Research to Prevent Blindness

The Career Development Award Turns 30: Celebrating a Generation of Support for Early-Career Scientists

In 1996, Tim Stout was the self-described “most junior faculty member” at Doheny Eye Institute in Los Angeles. Energized to set up his own lab and grow both his clinical practice and research agenda, Stout, MD, PhD now Director of the Cullen Eye Institute at Baylor College of Medicine, was soon confronted with the stark realities of time management and limited resources. While he had some startup funding from the Doheny Eye Institute, Stout’s mentors urged him to seek additional funds to jump-start his research efforts. “I was a faculty member for less than a year when I first learned about and applied for the Career Development Award,” Stout recalled. His application was successful. “It was nothing short of transformative—for an assistant professor in those days, that amount of money was like hitting the jackpot,” he said. Over the next four years, Stout honed his expertise identifying and developing viral vectors that would ultimately be used in gene therapy techniques to treat proliferative ocular disease as well as a host of other diseases.

Stout photo

J. Timothy Stout, MD, PhD, of Baylor College of Medicine, received his RPB CDA in 1997 at the Keck School of Medicine of the University of Southern California. 

Stout is one of 203 recipients of the Research to Prevent Blindness (RPB) Career Development Award (CDA), founded 30 years ago as one of the few private sources of funding aimed specifically at early-career vision researchers. What began in 1989 as a $120,000, 4-year grant has grown into a $300,000 award that, as Stout and other awardees describe, often serves as a critical “accelerant” for other grant-seeking efforts. CDA grantees are a diverse group of clinicians, researchers and clinician-scientists, which encompasses every field of vision research, from age-related diseases of the eye to regenerative medicine, visual neuroscience, genetics and gene therapy, infectious disease, ocular oncology and dozens of others. CDA awardees have gone on to make breakthrough discoveries, chair many of the top ophthalmology departments in the nation, serve as editors of leading ophthalmology research journals and lead some the field’s premier research organizations. In the years following their CDA grants, the group has collectively obtained more than $1 billion in government and private research funding, an astounding return on a $40 million investment from RPB.

In the years following their CDA grants, the group has collectively obtained more than $1 billion in government and private research funding, an astounding return on a $40 million investment

Launched, But Not Yet Landed

Newly launched from the world of medical and research fellowships, early-career researchers and physician scientists often have no choice but to hit the ground running, learning how to build a lab, care for patients and apply for funding as they go along. They become caught in a catch-22: struggling to juggle the tasks of grant applications with producing the kinds of research data that make those applications successful.
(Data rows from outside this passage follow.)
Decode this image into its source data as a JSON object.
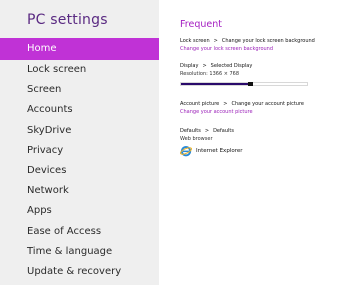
{
  "sidebar": {
    "title": "PC settings",
    "items": [
      {
        "label": "Home",
        "selected": true
      },
      {
        "label": "Lock screen",
        "selected": false
      },
      {
        "label": "Screen",
        "selected": false
      },
      {
        "label": "Accounts",
        "selected": false
      },
      {
        "label": "SkyDrive",
        "selected": false
      },
      {
        "label": "Privacy",
        "selected": false
      },
      {
        "label": "Devices",
        "selected": false
      },
      {
        "label": "Network",
        "selected": false
      },
      {
        "label": "Apps",
        "selected": false
      },
      {
        "label": "Ease of Access",
        "selected": false
      },
      {
        "label": "Time & language",
        "selected": false
      },
      {
        "label": "Update & recovery",
        "selected": false
      }
    ]
  },
  "main": {
    "section_title": "Frequent",
    "lock_screen": {
      "crumb_a": "Lock screen",
      "separator": ">",
      "crumb_b": "Change your lock screen background",
      "link": "Change your lock screen background"
    },
    "display": {
      "crumb_a": "Display",
      "separator": ">",
      "crumb_b": "Selected Display",
      "resolution": "Resolution: 1366 × 768",
      "resolution_level": 0.55
    },
    "account_picture": {
      "crumb_a": "Account picture",
      "separator": ">",
      "crumb_b": "Change your account picture",
      "link": "Change your account picture"
    },
    "defaults": {
      "crumb_a": "Defaults",
      "separator": ">",
      "crumb_b": "Defaults",
      "label": "Web browser",
      "app_name": "Internet Explorer",
      "app_icon": "internet-explorer-icon"
    }
  },
  "colors": {
    "sidebar_bg": "#efefef",
    "accent": "#c032d6",
    "title": "#5a2a82",
    "link": "#9a1fb8",
    "slider_fill": "#2a0a6b"
  }
}
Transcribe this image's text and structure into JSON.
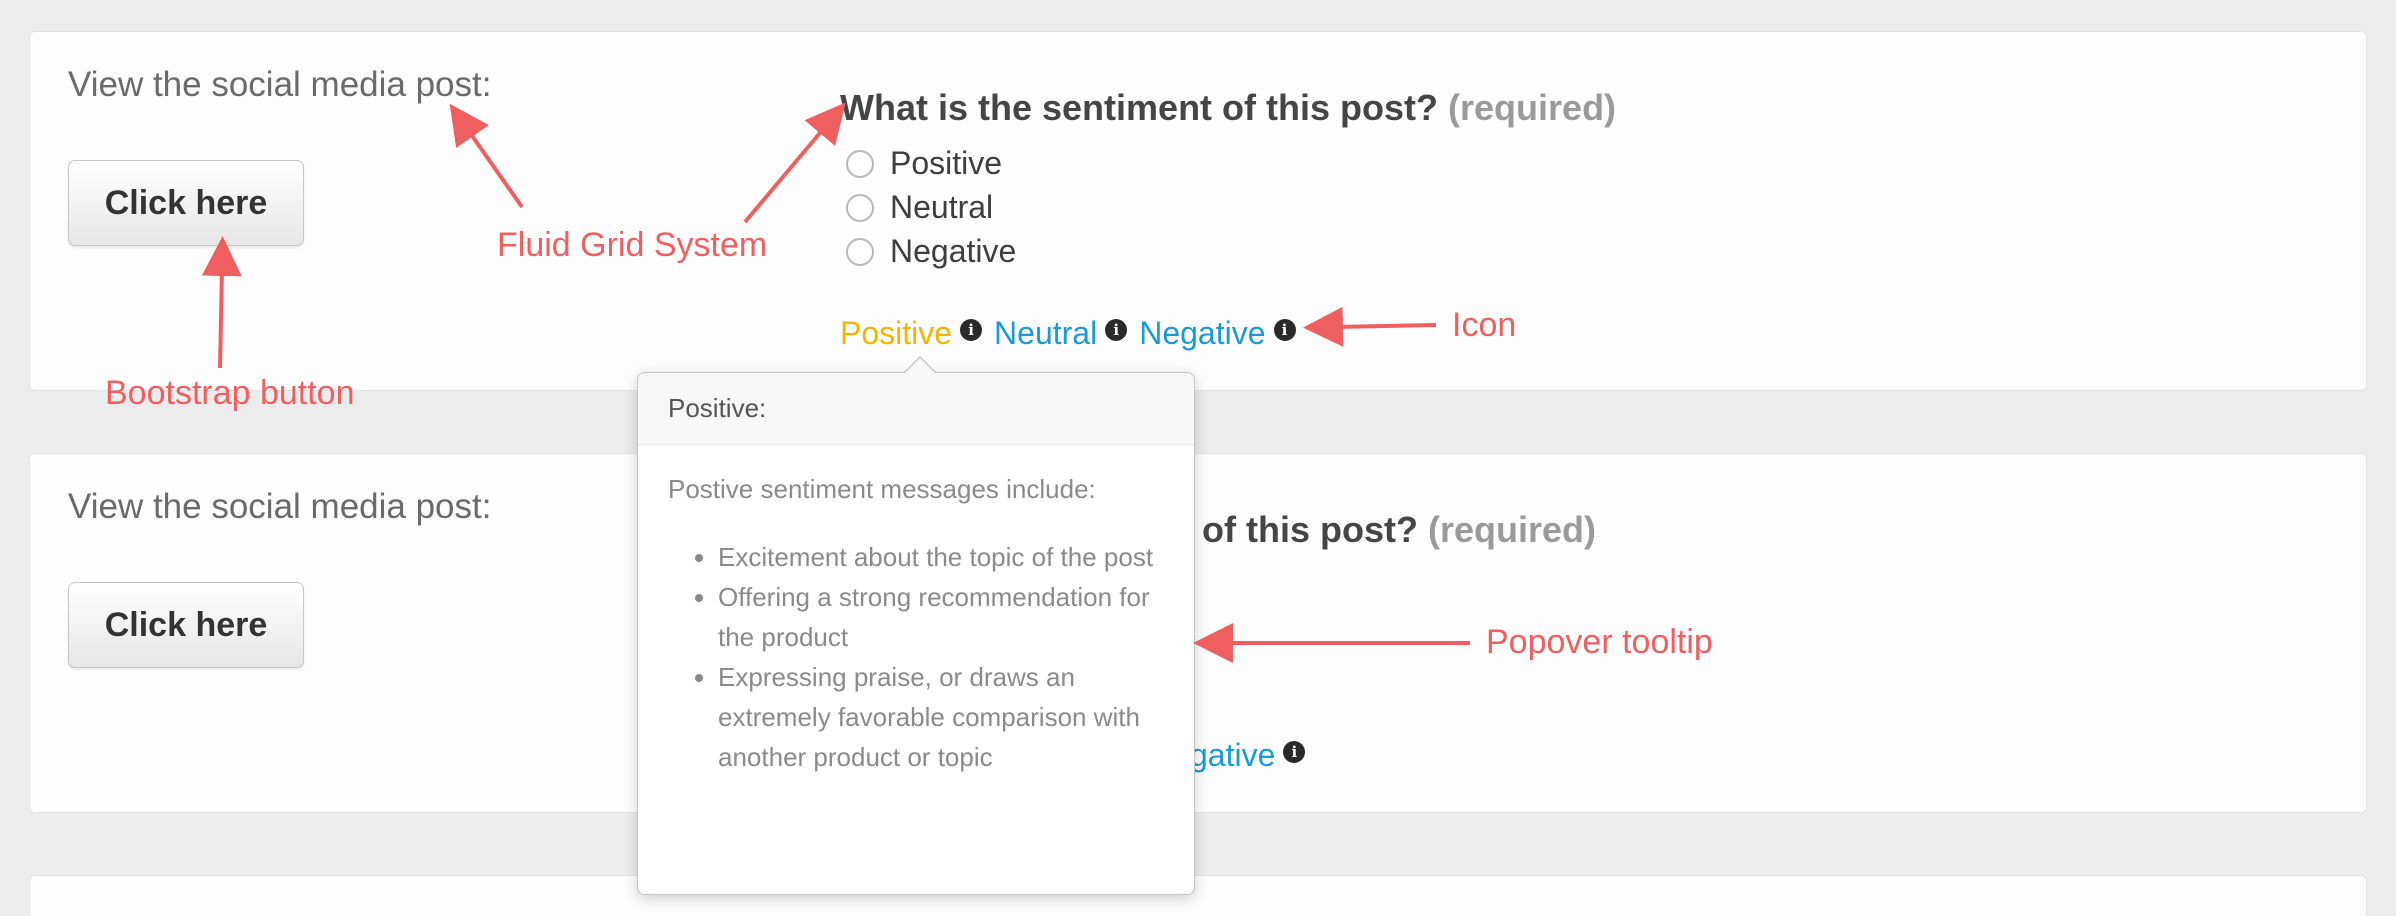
{
  "panel1": {
    "view_label": "View the social media post:",
    "button_label": "Click here",
    "question": "What is the sentiment of this post?",
    "required": "(required)",
    "options": [
      "Positive",
      "Neutral",
      "Negative"
    ],
    "legend": [
      "Positive",
      "Neutral",
      "Negative"
    ]
  },
  "panel2": {
    "view_label": "View the social media post:",
    "button_label": "Click here",
    "question_visible": "t of this post?",
    "required": "(required)",
    "legend_visible": "gative"
  },
  "popover": {
    "title": "Positive:",
    "intro": "Postive sentiment messages include:",
    "items": [
      "Excitement about the topic of the post",
      "Offering a strong recommendation for the product",
      "Expressing praise, or draws an extremely favorable comparison with another product or topic"
    ]
  },
  "annotations": {
    "fluid_grid": "Fluid Grid System",
    "bootstrap_button": "Bootstrap button",
    "icon": "Icon",
    "popover_tooltip": "Popover tooltip"
  },
  "colors": {
    "positive": "#f4b400",
    "link": "#1a9ad6",
    "annotation": "#ef5f5f"
  },
  "icons": {
    "info": "info-circle-icon"
  }
}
The consequences of failure are significant both individually and on a societal level: “If you don’t get enough funds to get going, hire people and then get more funds, great ideas will never make it to patients,” Stout said.

Present-day graduate students and postdoctoral researchers may be surprised to learn that the importance of supporting the work of early-career scientists was not always widely recognized. Even a cursory search for funding opportunities for “young” scientists today will reveal hundreds of results in dozens of scientific disciplines, ranging from prizes aimed at the best and brightest high school science students to awards for researchers under age 40. While overall competition for funding is more intense today than it was when RPB first introduced the Career Development Award, new faculty researchers in prior decades had far fewer places to turn for early-career support.

Chiang photo

Michael F. Chiang, MD, of Oregon Health & Science University and OHSU Casey Eye Institute, received his RPB CDA in 2005 at Columbia University College of Physicians & Surgeons.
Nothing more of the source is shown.